Kaitan pertama dari sisi yang didengar dan dilihat, sebelum wujudnya; dan
kaitan kedua setelah wujudnya.[5]
Sementara
ulama menjelaskan makna sifat yang disandang Allah ini bahwa Dia yang
menyaksikan segala sesuatu lahir dan batinnya, besar dan kecilnya, sehingga apa
yang tersembunyi di bawah dasar lautanpun dijangkaunya.
Tetapi, Allah
melihat bukan dengan indra mata –sebagaimana halnya makhluk- dank arena itu,
Maha Melihat bagi Allah difahami dalam arti sifat yang azali yang dengan sifat
itu terungkap bagi-Nya segala sesuatu.
Alqur’an menegaskan
bahwa, “Dia tidak dapat dicapai oleh penglihatan mata, sedang Dia dapat melihat
segala penglihatan itu dan Dialah Yang Maha Halus lagi Maha Mengetahui” (Q.S,
Al-An’am 6 : 103)
Pernyataan
ayat di atas bahwa “Dia dapat melihat segala penglihatan”, member isyarah bahwa
makhluk-Nya tidak demikian, bahkan tidak keliru jika dikatakan bahwa hakekat
penglihatanpun tidak diketahui dan dilihat secara sempurna oleh manusia,
walaupun ia mampu melihat. Di sisi lain, wujud makhluk yang adapun tidak semua
dapat dijangkaunya, maka bagaimana mungkin ia dapat mengjangkau dan melihat
Tuhan? Namun demikian, sebagaimana halnya dengan sifat As-Sami’ yang dapat
dianugerahan Allah sekelumit kepada hamba-hamba yang dicintai-Nya, maka
demikian pula dengan sifat ini.
C.
Hikmah Meneladani Sifat Al-Bashir
Seorang hamba
yang meneladani Allah dalam sifat ini, terlebih dahulu harus menyadari bahwa
mata yang dianugerahkan kepadanya adalah untuk digunakan melihat hal-hal yang
baik, serta melihat tanda-tanda kebesaran Allah yang terbentang di alam raya.

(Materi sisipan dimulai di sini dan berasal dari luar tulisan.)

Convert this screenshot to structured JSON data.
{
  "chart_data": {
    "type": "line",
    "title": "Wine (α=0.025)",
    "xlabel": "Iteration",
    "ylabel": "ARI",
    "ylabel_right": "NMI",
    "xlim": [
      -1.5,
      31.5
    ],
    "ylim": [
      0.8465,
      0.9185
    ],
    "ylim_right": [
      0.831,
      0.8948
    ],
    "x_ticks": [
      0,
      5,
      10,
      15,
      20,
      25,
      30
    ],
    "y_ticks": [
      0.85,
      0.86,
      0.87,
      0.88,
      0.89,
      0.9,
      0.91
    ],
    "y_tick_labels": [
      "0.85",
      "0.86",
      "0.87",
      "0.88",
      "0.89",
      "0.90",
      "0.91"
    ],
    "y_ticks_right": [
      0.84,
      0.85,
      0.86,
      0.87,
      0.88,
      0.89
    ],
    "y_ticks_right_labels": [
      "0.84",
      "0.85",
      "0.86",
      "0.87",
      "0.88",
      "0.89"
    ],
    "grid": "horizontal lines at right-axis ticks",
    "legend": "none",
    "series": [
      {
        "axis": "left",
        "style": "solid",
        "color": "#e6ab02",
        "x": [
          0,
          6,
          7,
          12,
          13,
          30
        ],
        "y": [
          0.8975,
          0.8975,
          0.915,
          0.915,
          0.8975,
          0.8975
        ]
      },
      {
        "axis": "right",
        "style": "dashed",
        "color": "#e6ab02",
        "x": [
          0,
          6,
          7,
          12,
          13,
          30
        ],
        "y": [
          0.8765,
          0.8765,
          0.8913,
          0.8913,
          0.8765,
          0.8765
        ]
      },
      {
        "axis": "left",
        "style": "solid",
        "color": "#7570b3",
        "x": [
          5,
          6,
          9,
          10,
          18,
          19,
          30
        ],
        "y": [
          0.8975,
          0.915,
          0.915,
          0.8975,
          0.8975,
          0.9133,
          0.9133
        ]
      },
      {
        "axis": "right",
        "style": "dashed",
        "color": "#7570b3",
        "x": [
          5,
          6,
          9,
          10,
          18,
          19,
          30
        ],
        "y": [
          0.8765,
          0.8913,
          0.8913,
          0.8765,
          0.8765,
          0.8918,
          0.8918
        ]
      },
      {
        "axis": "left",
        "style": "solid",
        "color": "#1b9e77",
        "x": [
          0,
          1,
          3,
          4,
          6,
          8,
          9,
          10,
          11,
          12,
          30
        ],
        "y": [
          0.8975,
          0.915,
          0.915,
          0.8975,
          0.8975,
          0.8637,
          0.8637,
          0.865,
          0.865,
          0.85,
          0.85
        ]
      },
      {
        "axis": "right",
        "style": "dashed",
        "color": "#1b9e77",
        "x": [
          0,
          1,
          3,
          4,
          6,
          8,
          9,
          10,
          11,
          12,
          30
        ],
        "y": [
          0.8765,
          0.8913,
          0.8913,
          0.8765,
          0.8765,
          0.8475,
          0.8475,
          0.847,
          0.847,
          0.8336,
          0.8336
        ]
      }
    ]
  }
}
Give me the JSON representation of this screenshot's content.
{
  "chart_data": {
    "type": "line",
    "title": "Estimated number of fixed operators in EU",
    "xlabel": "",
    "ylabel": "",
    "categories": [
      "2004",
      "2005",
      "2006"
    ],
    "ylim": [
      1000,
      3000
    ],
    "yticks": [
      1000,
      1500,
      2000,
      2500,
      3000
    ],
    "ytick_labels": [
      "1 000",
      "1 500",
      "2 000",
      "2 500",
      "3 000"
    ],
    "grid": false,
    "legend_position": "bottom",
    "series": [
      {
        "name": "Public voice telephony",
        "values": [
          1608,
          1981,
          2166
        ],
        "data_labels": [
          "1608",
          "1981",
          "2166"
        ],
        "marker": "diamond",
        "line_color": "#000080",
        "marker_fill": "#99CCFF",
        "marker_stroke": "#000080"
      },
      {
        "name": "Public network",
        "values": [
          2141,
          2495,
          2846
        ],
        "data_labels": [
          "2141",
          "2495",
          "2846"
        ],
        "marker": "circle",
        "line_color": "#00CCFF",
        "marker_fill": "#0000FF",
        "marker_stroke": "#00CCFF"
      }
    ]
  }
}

Imam Ghazali menuturkan ketika menjelaskan sifat ini bahwa konon Isa a.s.
pernah ditanya, “ Adakah yang sama dengan engkau?” beliau menjawab “siapa yang
padangannya adalah pelajaran, diamnya dalah renungan dan ucapan-ucapannya
adalah dzikir, maka dia sama dengan saya”. Selanjutnya, hamba yang ingin
meneladani Allah dalam sifat ini, juga harus menyadari bahwa Allah selalu
melihatnya dalam keadaan apapun. Siapa yang melakukan kedurhakaan padahal dia
tahu bahwa Allah melihatnya, maka sungguh berani bahkan ceroboh dia, dan siapa yang
menduga bahwa Allah tidak melihatnya maka sungguh besar kekufurannya. Al-Qur’an
mengecam Fir’aun umat Muhammad yakni, Abu Jahal yang menduga bahwa Allah tidak
melihatnya, dengan Firman-Nya , “Apakah dia tidak mengetahui bahwa sesungguhnya
Allah melihatnya?” (Q.S. Al-‘Alaq 96 : 14). Tuhan mengantarnya dan mengantar
semua manusia untuk menyadari bahwa tidak satupun yang luput dari penglihatan
Allah. Kesadaran tentang hal inilah yang hendaknya menjadi akhlak manusia dalam
upayanya meneladani Allah SWT.[6]
Perilaku yang mencerminkan keyakinan bahwa
Allah Maha Melihat adalah hendaklah kita berusaha semaksimal mungkin untuk
dapat melihat peristiwa-peristiwa yang terjadi di alam ini sebagai bahan
renungan akan kebesaran Allah Swt. Kita diajarkan untuk pandai dan cermat dalam
memandang berbagai persoalan di sekeliling kita. Namun jangan lupa, kita juga
harus selalu introspeksi diri untuk melihat kelebihan dan kekurangan kita
sendiri agar hidup menjadi lebih terarah. Sungguh hal ini sangat indah untuk
diamalkan.[7]
Selain pelajaran yang kita dapat dari
meneladani slah satu sifat Allah ini, Al-Bashir juga mempunya khasiat untuk
manusia jika diamalkan dengan benar. Khasiatnya antara lain :
1.
Mencerdaskan akal dan membersihkan
hati sehingga menjadi orang yang bijaksana dan terpercaya.
2.
Terjaga dari ancaman jahat musuh.
3.
Mempertajam penglihatan mata dan
hati.
Sedangkan cara mengamalkannya
adalah sebagai berikut :
1.
Untuk khasiat yang pertama, bacalah
“Ya Bashiru” sebayak 100 kali setiap sebelum mengerjakan slat Jum’at.
2.
Untuk khasiat yang kedua, bacalah
“Ya Bashiru” sebanyak 100 kali setiap akan mengerjakan salat Subuh.
3.
Untuk khasiat yang ketiga, bacalah
“Ya Bashiru” sebanyak 100 kali pada iar besih yang ditaruh dalam piring.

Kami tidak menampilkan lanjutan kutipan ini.